I've been reading more lately, which means less writing. Ah well.
I just finished Nick Burd's young-adult novel The Vast Fields of Ordinary (Dial Books, 2009), which has been much praised and deserves it. (Calling it young-adult is not a putdown -- a lot of the best recent gay fiction has been in that niche.) It's the story of an eighteen-year-old gay boy in Iowa, getting through his last summer at home before going away to college. It's been done before, of course, but Burd writes very well. It's only marred by a gratuitous but obligatory gay teen suicide, a trope I thought had been relegated to the dustbin of history, like having the homosexual run over by a speeding bus.
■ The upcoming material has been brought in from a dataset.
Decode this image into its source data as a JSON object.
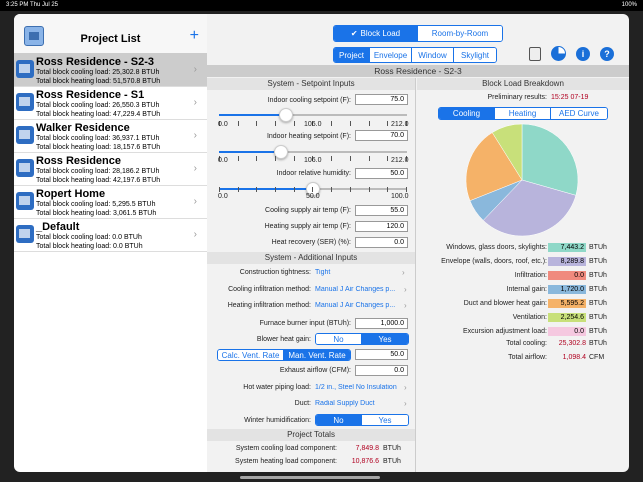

Still, I look forward to Burd's next novel, which his website says is due next summer.
(Speaking of gay youth, Band of Thebes links to a disturbing new study.)
So then I picked up David Swanson's War Is a Lie (2010). I'm only about forty pages into it, but it has already enraged me in the way that usually only Noam Chomsky's books do. That's a good sign.
After I finish Swanson, high on my list are Elana Dykewomon's Risk, Jaime Manrique's Eminent Maricones, and Rebecca M. Jordan-Young's Brain Storm: The Flaws in the Science of Sex Differences. Busy month ahead!